Légalement, toute personne titulaire d’une CMI (carte mobilité inclusion délivrée par la MDPH –Maison Départementale des Personnes Handicapées) peut prétendre à bénéficier de l’aide d’un chien d’assistance.Dans les faits, un chien d’assistance, ce n’est pas vraiment adapté à toutes les personnes handicapées. Parce qu’un chien d’assistance, c’est avant tout un chien, et avoir un chien, ce n’est pas une chose anodine, que ce soit pour une personne handicapée ou pas.

Avoir un chien c’est se retrouver responsable d’un être vivant. Il va falloir combler ses besoins, lui donner de quoi survivre (à manger, à boire, des soins), mais aussi de quoi s’épanouir, c’est-à-dire des balades variées, des rencontres canines, des découvertes, du partage, etc.

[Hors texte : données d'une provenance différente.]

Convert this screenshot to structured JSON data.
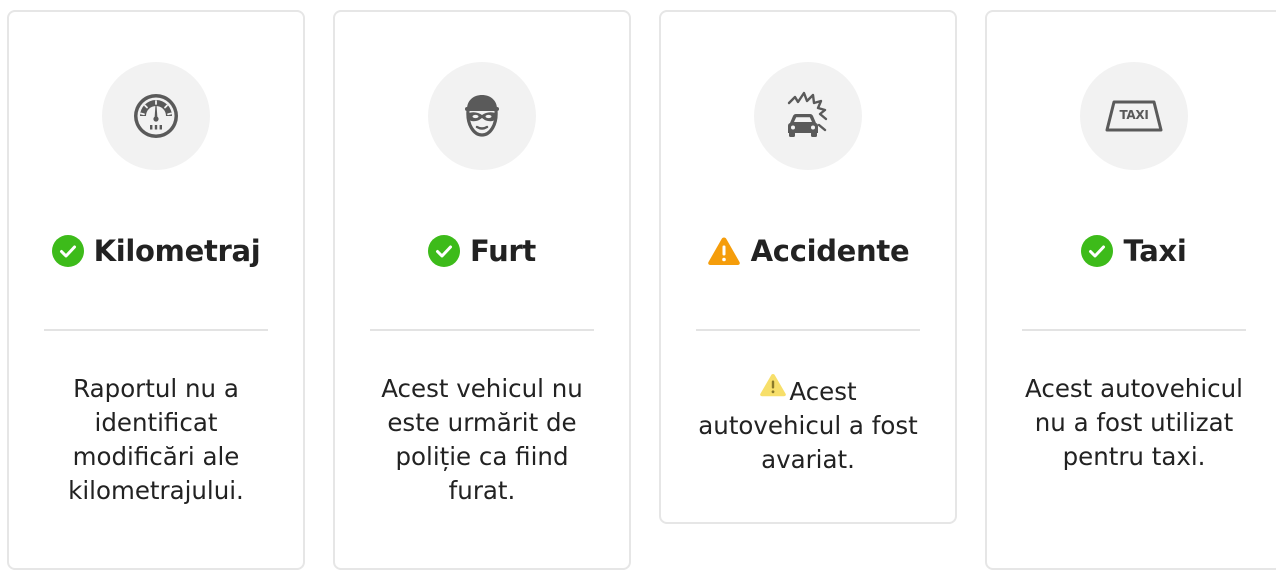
{
  "cards": [
    {
      "icon": "odometer-icon",
      "status": "ok",
      "title": "Kilometraj",
      "description": "Raportul nu a identificat modificări ale kilometrajului."
    },
    {
      "icon": "thief-mask-icon",
      "status": "ok",
      "title": "Furt",
      "description": "Acest vehicul nu este urmărit de poliție ca fiind furat."
    },
    {
      "icon": "car-crash-icon",
      "status": "warning",
      "title": "Accidente",
      "description": "Acest autovehicul a fost avariat."
    },
    {
      "icon": "taxi-sign-icon",
      "icon_text": "TAXI",
      "status": "ok",
      "title": "Taxi",
      "description": "Acest autovehicul nu a fost utilizat pentru taxi."
    }
  ],
  "colors": {
    "ok": "#3dbb1a",
    "warning": "#f59d0b",
    "warning_light": "#f7df6a",
    "icon_gray": "#5a5a5a",
    "circle_bg": "#f2f2f2",
    "divider": "#e3e3e3"
  }
}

Donc avoir un chien, c’est lui consacrer du temps.

Avoir un chien, c’est être confronté à un être vivant. Qui aura lui aussi ses humeurs, ses envies, ses hauts et ses bas. C’est être parfois poussé dans ses retranchements par ce petit être poilu avec lequel on n’arrive pas toujours à bien communiquer. C’est devoir se remettre en question quand il y a des échecs.

Avoir un chien c’est les poils partout, la boue quand il fait moche, les objets rongés, les vomis le matin au réveil, ramasser les déjections encore fumantes, les odeurs de sa nourriture ou de ses friandises, les aboiements inopinés, le bruit des griffes sur le parquet ou des halètements quand il fait trop chaud.

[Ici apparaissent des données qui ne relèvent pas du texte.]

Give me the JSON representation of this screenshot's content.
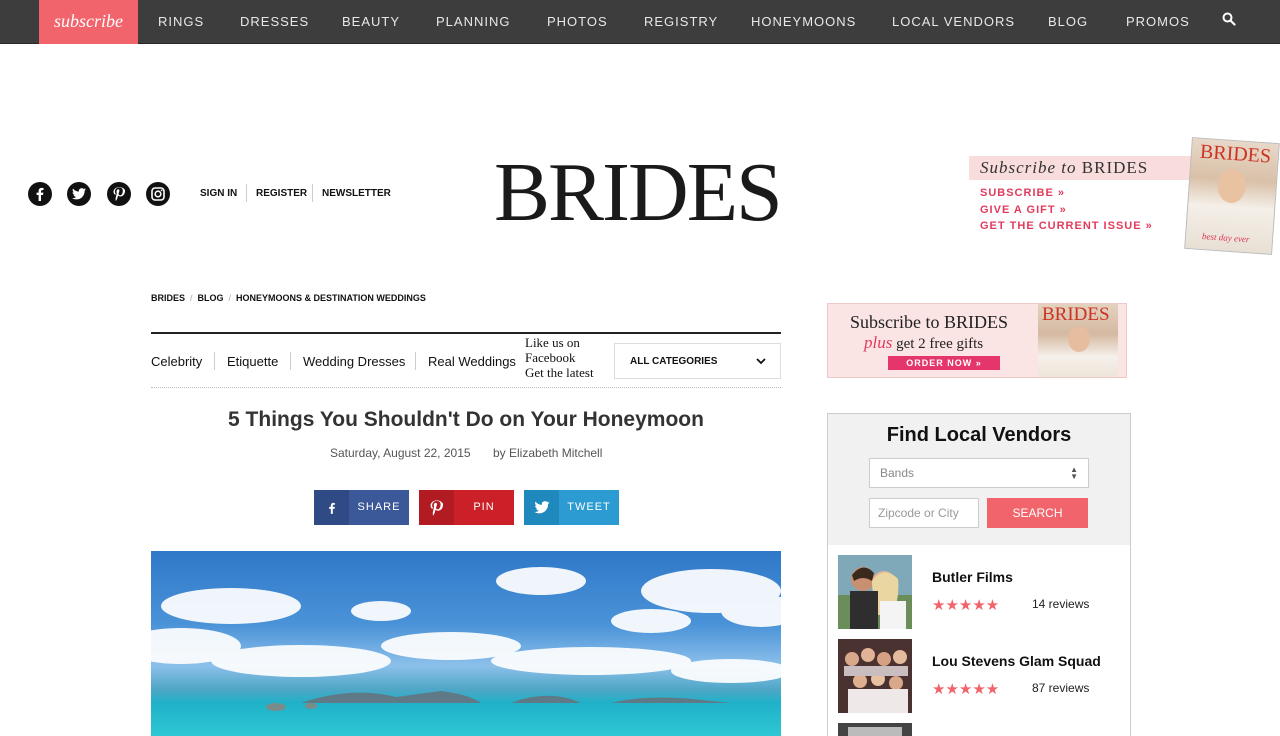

Avoir un chien d’assistance, c’est devoir, en dehors de ses heures de travail de chien d’assistance où il vous accompagnera dans vos activités, lui offrir des moments de détente. Donc partir plus tôt pour vos courses ou au travail pour lui permettre de se promener avant d’endosser sa cape. Lui consacrer vos pauses au lieu de vous joindre à vos collègues. C’est tout faire pour lui offrir une vraie vie de chien, enrichissante, épanouissante, tout au long de l’année.

Avoir un chien d’assistance en owner-training (formation par le bénéficiaire), c’est avoir d’abord un futur chien d’assistance. Un chien en apprentissage, qui va vous demander de la patience et de l’implication. Si c’est un chiot, il va falloir redoubler de patience car sa première année devra être entièrement consacrée à son développement, sa socialisation, son épanouissement, son lien avec vous avant de commencer un quelconque travail spécifique. Si c’est un adulte il va falloir créer un lien solide de confiance réciproque et prendre le temps de s’apprivoiser.

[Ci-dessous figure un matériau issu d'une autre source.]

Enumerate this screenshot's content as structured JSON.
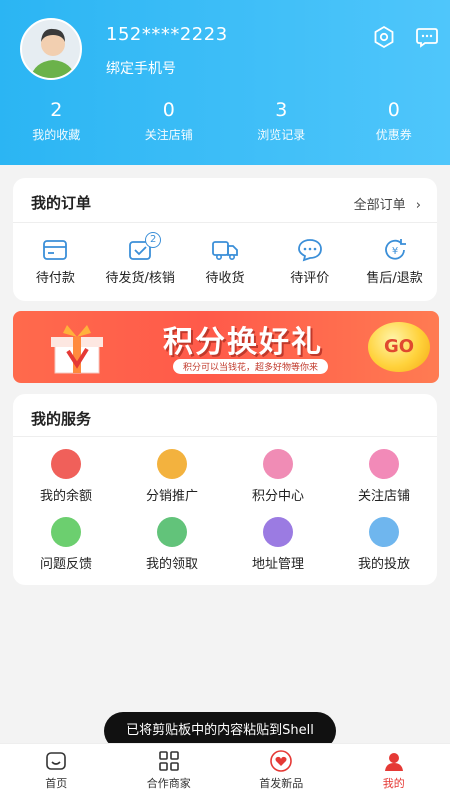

Avoir un chien d’assistance, c’est rendre visible aux yeux de tous un handicap pas toujours visible (parce que non, les handicapés ne sont pas tous en fauteuil roulant). C’est attirer les regards intrigués, les remarques parfois déplacées, les refus d’accès par méconnaissance de la loi.Alors évidemment avoir un chien d’assistance c’est une formidable aventure, qui apporte une aide notable à la personne bénéficiaire, mais il ne faut pas l’idéaliser et ce n’est pas la solution appropriée pour n’importe quelle personne handicapée car c’est aussi une énorme responsabilité et une charge émotionnelle non négligeable. Ce n’est qu’une fois que l’on a bien réfléchi à tout cela que l’on peut savoir si un chien d’assistance est une solution adaptée à son cas ou pas.

Illustration : portrait d’un chien de face, « gris loup », langue pendante, avec des oreilles droites et des yeux hétérochromes.